Built St. Louis > > Recalled to Life || River Bridges > > The Eads Bridge

The Eads Bridge in August 1993, during the tail end of the Great Flood.

Eads Bridge, September 1993.

Eads Bridge, 1995.

The Eads Bridge has been one of the most iconic structures in St. Louis since its 1874 opening. As an eminently elegant structure and prominent feature of the riverfront, it has appeared in countless postcard views. The Eads was a structure of numerous firsts - it was the longest arched bridge in the world,the first river bridge at St. Louis, and the southern-most Mississippi River bridge when it opened - a title it would hold until Memphis's Frisco bridge opened in 1892. The bridge made pioneering use of steel as a structural component. For the construction of its massive piers, it made the first use of pressurized construction chambers (and construction crews paid a heavy price due to the then-unknown effects of "the bends".)

The Eads was the brainchild of its namesake, engineer and shipbuilder James B. Eads, who designed it in 1867. Fierce opposition from steamboat interests had thus far prevented a river bridge at St. Louis after the Civil War. No bridge meant no railroads, and St. Louis began to lose ground to Chicago. Only after some dogged legal and business battles was Eads able to get his bridge underway, and even then he faced restrictions imposed by the steamboat industry regarding free passage of river traffic.

The bridge opened in 1874, but in some ways it was too little, too late. Chicago was already on its way to eclipsing St. Louis. The bridge company would go bankrupt within a year - but the railroads did come, and St. Louis's transformation into an industrial powerhouse began. Streetcars and carriages crossed the upper deck, eventually joined by automobiles.

Other bridges rose up and down the river, starting with 1889's Merchants Bridge, and the Eads became less important through the 20th Century. By the time the Interstate opened on the Poplar Bridge, the Eads was functionally obsolete. Rail traffic ceased in 1974; modern diesel locomotives were too large to negotiate the bridge and its attached tunnel through downtown St. Louis.

The roadway was closed in 1991, when Metrolink engineers discovered that the upper level traffic deck was too weak to support cars. The deck was eventually stripped off; during the 1990s, the Eads was a spectcular abstraction of open steel framing.

After an ownership swap in which the City of St.
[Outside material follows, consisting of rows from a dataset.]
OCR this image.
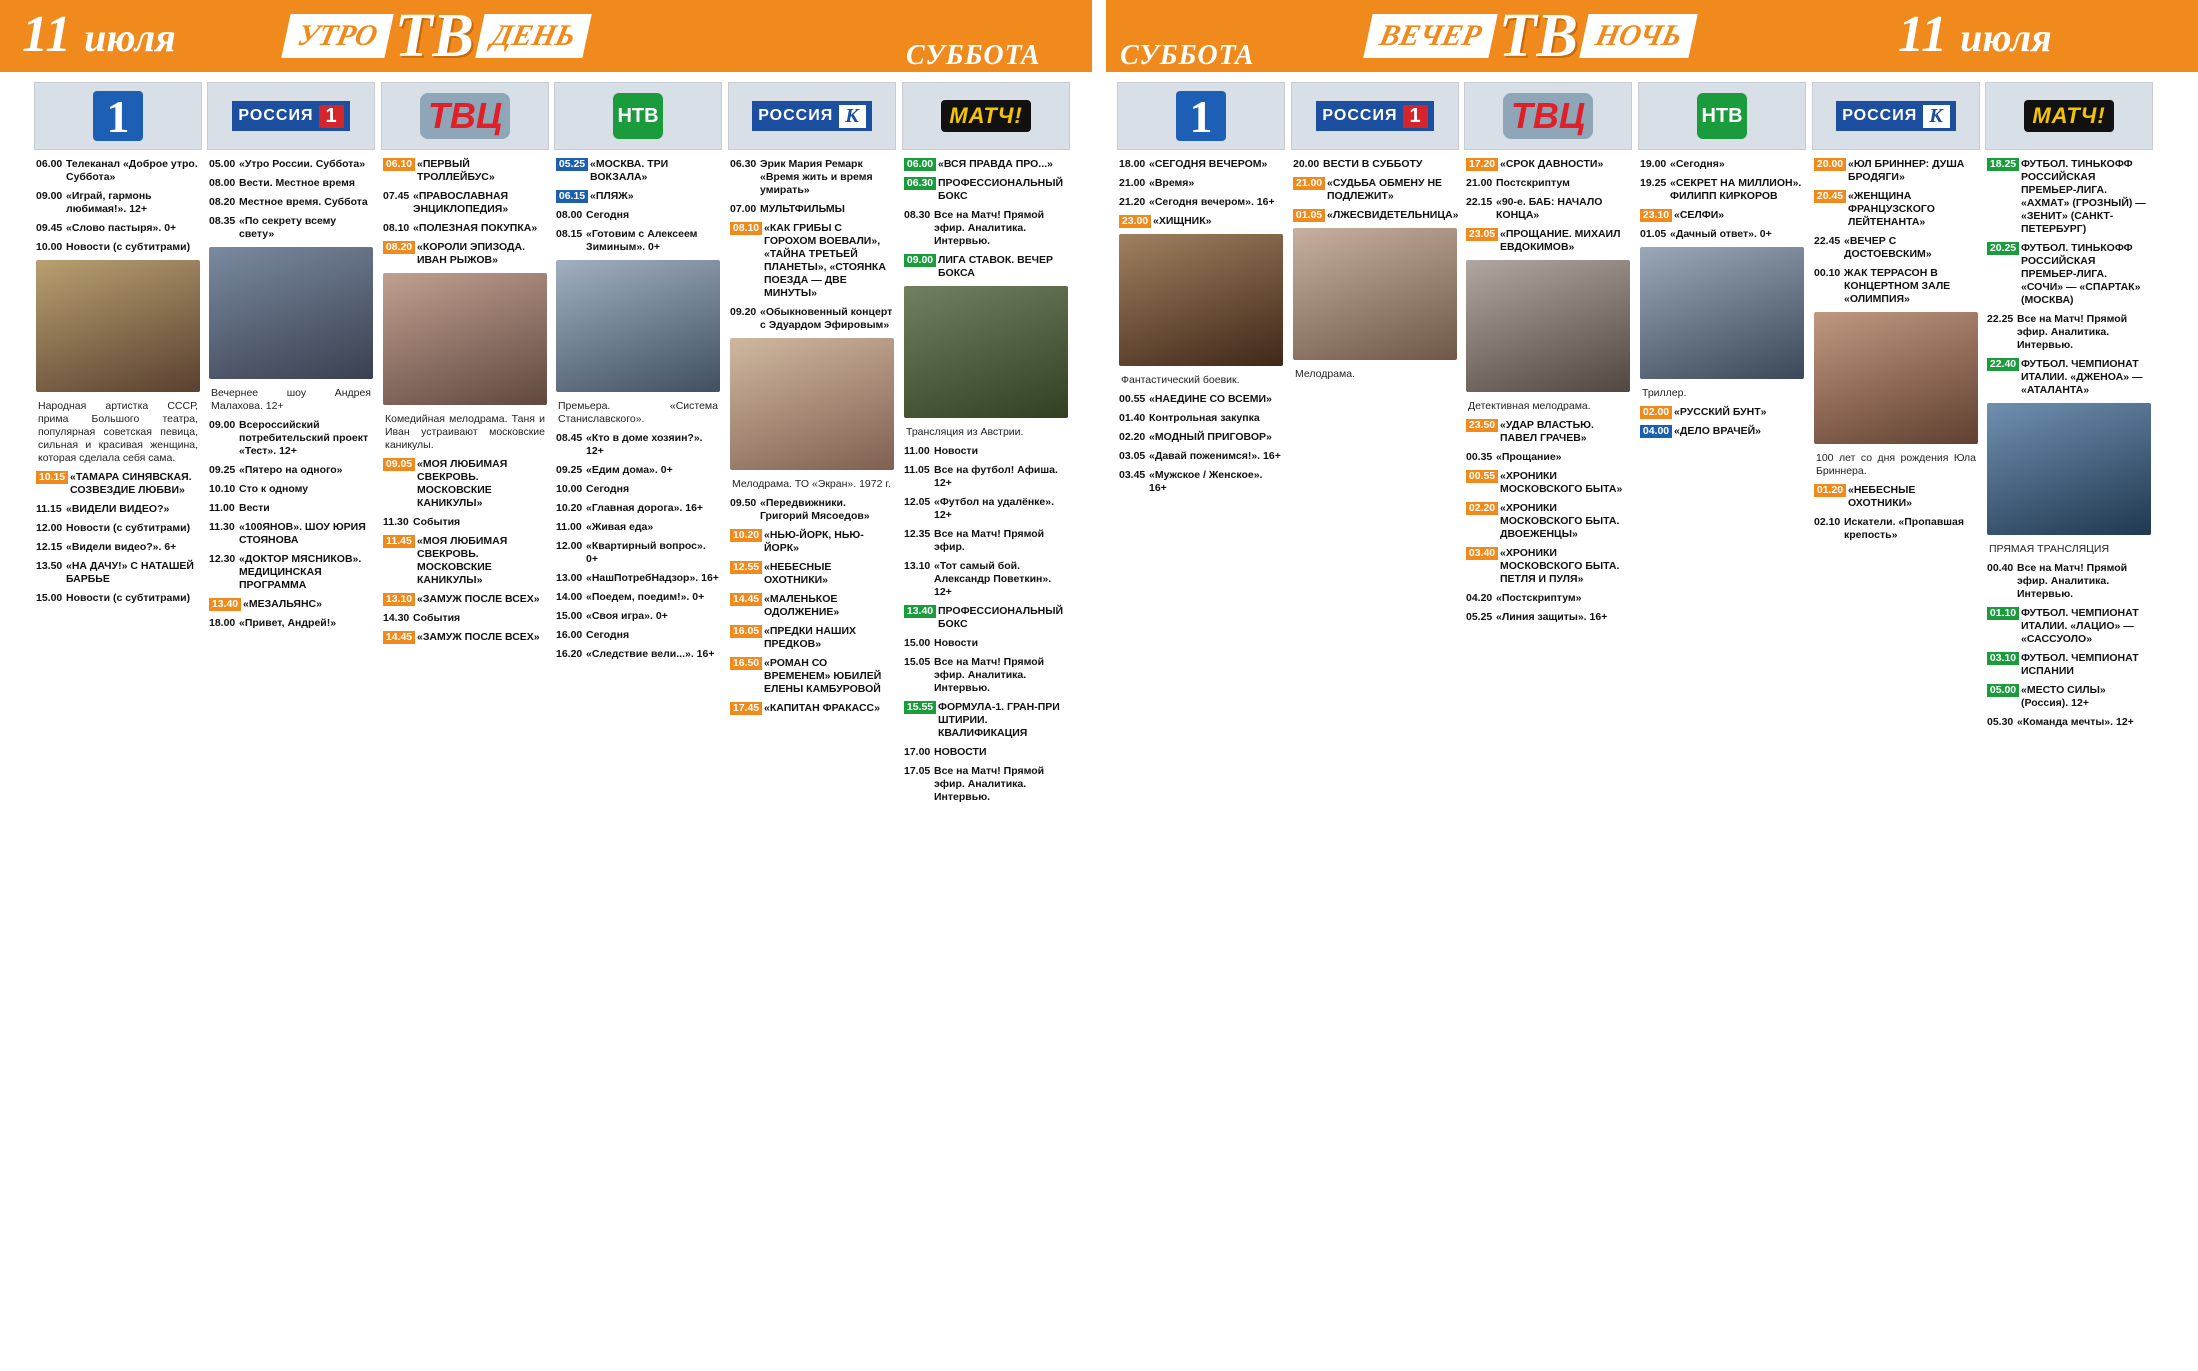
11 июля	УТРО ТВ ДЕНЬ
СУББОТА	СУББОТА
ВЕЧЕР ТВ НОЧЬ	11 июля
1
06.00 Телеканал «Доброе утро. Суббота»
09.00 «Играй, гармонь любимая!». 12+
09.45 «Слово пастыря». 0+
10.00 Новости (с субтитрами)
Народная артистка СССР, прима Большого театра, популярная советская певица, сильная и красивая женщина, которая сделала себя сама.
10.15 «ТАМАРА СИНЯВСКАЯ. СОЗВЕЗДИЕ ЛЮБВИ»
11.15 «ВИДЕЛИ ВИДЕО?»
12.00 Новости (с субтитрами)
12.15 «Видели видео?». 6+
13.50 «НА ДАЧУ!» С НАТАШЕЙ БАРБЬЕ
15.00 Новости (с субтитрами)
РОССИЯ 1
05.00 «Утро России. Суббота»
08.00 Вести. Местное время
08.20 Местное время. Суббота
08.35 «По секрету всему свету»
Вечернее шоу Андрея Малахова. 12+
09.00 Всероссийский потребительский проект «Тест». 12+
09.25 «Пятеро на одного»
10.10 Сто к одному
11.00 Вести
11.30 «100ЯНОВ». ШОУ ЮРИЯ СТОЯНОВА
12.30 «ДОКТОР МЯСНИКОВ». МЕДИЦИНСКАЯ ПРОГРАММА
13.40 «МЕЗАЛЬЯНС»
18.00 «Привет, Андрей!»
ТВЦ
06.10 «ПЕРВЫЙ ТРОЛЛЕЙБУС»
07.45 «ПРАВОСЛАВНАЯ ЭНЦИКЛОПЕДИЯ»
08.10 «ПОЛЕЗНАЯ ПОКУПКА»
08.20 «КОРОЛИ ЭПИЗОДА. ИВАН РЫЖОВ»
Комедийная мелодрама. Таня и Иван устраивают московские каникулы.
09.05 «МОЯ ЛЮБИМАЯ СВЕКРОВЬ. МОСКОВСКИЕ КАНИКУЛЫ»
11.30 События
11.45 «МОЯ ЛЮБИМАЯ СВЕКРОВЬ. МОСКОВСКИЕ КАНИКУЛЫ»
13.10 «ЗАМУЖ ПОСЛЕ ВСЕХ»
14.30 События
14.45 «ЗАМУЖ ПОСЛЕ ВСЕХ»
НТВ
05.25 «МОСКВА. ТРИ ВОКЗАЛА»
06.15 «ПЛЯЖ»
08.00 Сегодня
08.15 «Готовим с Алексеем Зиминым». 0+
Премьера. «Система Станиславского».
08.45 «Кто в доме хозяин?». 12+
09.25 «Едим дома». 0+
10.00 Сегодня
10.20 «Главная дорога». 16+
11.00 «Живая еда»
12.00 «Квартирный вопрос». 0+
13.00 «НашПотребНадзор». 16+
14.00 «Поедем, поедим!». 0+
15.00 «Своя игра». 0+
16.00 Сегодня
16.20 «Следствие вели...». 16+
РОССИЯ К
06.30 Эрик Мария Ремарк «Время жить и время умирать»
07.00 МУЛЬТФИЛЬМЫ
08.10 «КАК ГРИБЫ С ГОРОХОМ ВОЕВАЛИ», «ТАЙНА ТРЕТЬЕЙ ПЛАНЕТЫ», «СТОЯНКА ПОЕЗДА — ДВЕ МИНУТЫ»
09.20 «Обыкновенный концерт с Эдуардом Эфировым»
Мелодрама. ТО «Экран». 1972 г.
09.50 «Передвижники. Григорий Мясоедов»
10.20 «НЬЮ-ЙОРК, НЬЮ-ЙОРК»
12.55 «НЕБЕСНЫЕ ОХОТНИКИ»
14.45 «МАЛЕНЬКОЕ ОДОЛЖЕНИЕ»
16.05 «ПРЕДКИ НАШИХ ПРЕДКОВ»
16.50 «РОМАН СО ВРЕМЕНЕМ» ЮБИЛЕЙ ЕЛЕНЫ КАМБУРОВОЙ
17.45 «КАПИТАН ФРАКАСС»
МАТЧ!
06.00 «ВСЯ ПРАВДА ПРО...»
06.30 ПРОФЕССИОНАЛЬНЫЙ БОКС
08.30 Все на Матч! Прямой эфир. Аналитика. Интервью.
09.00 ЛИГА СТАВОК. ВЕЧЕР БОКСА
Трансляция из Австрии.
11.00 Новости
11.05 Все на футбол! Афиша. 12+
12.05 «Футбол на удалёнке». 12+
12.35 Все на Матч! Прямой эфир.
13.10 «Тот самый бой. Александр Поветкин». 12+
13.40 ПРОФЕССИОНАЛЬНЫЙ БОКС
15.00 Новости
15.05 Все на Матч! Прямой эфир. Аналитика. Интервью.
15.55 ФОРМУЛА-1. ГРАН-ПРИ ШТИРИИ. КВАЛИФИКАЦИЯ
17.00 НОВОСТИ
17.05 Все на Матч! Прямой эфир. Аналитика. Интервью.
1
18.00 «СЕГОДНЯ ВЕЧЕРОМ»
21.00 «Время»
21.20 «Сегодня вечером». 16+
23.00 «ХИЩНИК»
Фантастический боевик.
00.55 «НАЕДИНЕ СО ВСЕМИ»
01.40 Контрольная закупка
02.20 «МОДНЫЙ ПРИГОВОР»
03.05 «Давай поженимся!». 16+
03.45 «Мужское / Женское». 16+
РОССИЯ 1
20.00 ВЕСТИ В СУББОТУ
21.00 «СУДЬБА ОБМЕНУ НЕ ПОДЛЕЖИТ»
01.05 «ЛЖЕСВИДЕТЕЛЬНИЦА»
Мелодрама.
ТВЦ
17.20 «СРОК ДАВНОСТИ»
21.00 Постскриптум
22.15 «90-е. БАБ: НАЧАЛО КОНЦА»
23.05 «ПРОЩАНИЕ. МИХАИЛ ЕВДОКИМОВ»
Детективная мелодрама.
23.50 «УДАР ВЛАСТЬЮ. ПАВЕЛ ГРАЧЕВ»
00.35 «Прощание»
00.55 «ХРОНИКИ МОСКОВСКОГО БЫТА»
02.20 «ХРОНИКИ МОСКОВСКОГО БЫТА. ДВОЕЖЕНЦЫ»
03.40 «ХРОНИКИ МОСКОВСКОГО БЫТА. ПЕТЛЯ И ПУЛЯ»
04.20 «Постскриптум»
05.25 «Линия защиты». 16+
НТВ
19.00 «Сегодня»
19.25 «СЕКРЕТ НА МИЛЛИОН». ФИЛИПП КИРКОРОВ
23.10 «СЕЛФИ»
01.05 «Дачный ответ». 0+
Триллер.
02.00 «РУССКИЙ БУНТ»
04.00 «ДЕЛО ВРАЧЕЙ»
РОССИЯ К
20.00 «ЮЛ БРИННЕР: ДУША БРОДЯГИ»
20.45 «ЖЕНЩИНА ФРАНЦУЗСКОГО ЛЕЙТЕНАНТА»
22.45 «ВЕЧЕР С ДОСТОЕВСКИМ»
00.10 ЖАК ТЕРРАСОН В КОНЦЕРТНОМ ЗАЛЕ «ОЛИМПИЯ»
100 лет со дня рождения Юла Бриннера.
01.20 «НЕБЕСНЫЕ ОХОТНИКИ»
02.10 Искатели. «Пропавшая крепость»
МАТЧ!
18.25 ФУТБОЛ. ТИНЬКОФФ РОССИЙСКАЯ ПРЕМЬЕР-ЛИГА. «АХМАТ» (ГРОЗНЫЙ) — «ЗЕНИТ» (САНКТ-ПЕТЕРБУРГ)
20.25 ФУТБОЛ. ТИНЬКОФФ РОССИЙСКАЯ ПРЕМЬЕР-ЛИГА. «СОЧИ» — «СПАРТАК» (МОСКВА)
22.25 Все на Матч! Прямой эфир. Аналитика. Интервью.
22.40 ФУТБОЛ. ЧЕМПИОНАТ ИТАЛИИ. «ДЖЕНОА» — «АТАЛАНТА»
ПРЯМАЯ ТРАНСЛЯЦИЯ
00.40 Все на Матч! Прямой эфир. Аналитика. Интервью.
01.10 ФУТБОЛ. ЧЕМПИОНАТ ИТАЛИИ. «ЛАЦИО» — «САССУОЛО»
03.10 ФУТБОЛ. ЧЕМПИОНАТ ИСПАНИИ
05.00 «МЕСТО СИЛЫ» (Россия). 12+
05.30 «Команда мечты». 12+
Louis gained ownership of the bridge (in exchange, the Termainal Rail Association got the MacArthur Bridge), Metrolink began using the lower rail deck in 1994, marking the first time that trains had run across the bridge since the early 1970s. The light rail system also makes use of the one mile tunnel underneath downtown that feeds the rail portion of the bridge.

Though the train deck was in use, the city for years lacked the money to replace the traffic deck. The Illinois approach was torn down as well, compounding the problem. It was a pet peave of mine ever since I first came to St. Louis (in 1992): you couldn't ride a bike across the Mississippi River.

The superstructure of the bridge was also in poor condition. Bits and pieces of the old roadway, a metal-siding toll booth, rust, calcification, bird droppings, and assorted debris cluttered the St. Louis approach to the bridge.

Construction began on a new roadway in 2001; the bridge's grand reopening was celebrated on the 4th of July, 2003. Four lanes of traffic and a 5-foot bike/pedestrian path now cross the bridge.

Distant plans have variously called for removing the traffic lanes entirely, or reducing them to 2 lanes, allowing greater use of the bridge as pedestrian realm and gathering space. Already light on traffic, the Eads will be even less needed once the new Interstate bridge opens to the north.

Still, my hope is that the Eads will ccontinue carrying motor traffic. An interstate highway is no substitute for a more human-scaled, local-road connection across the river.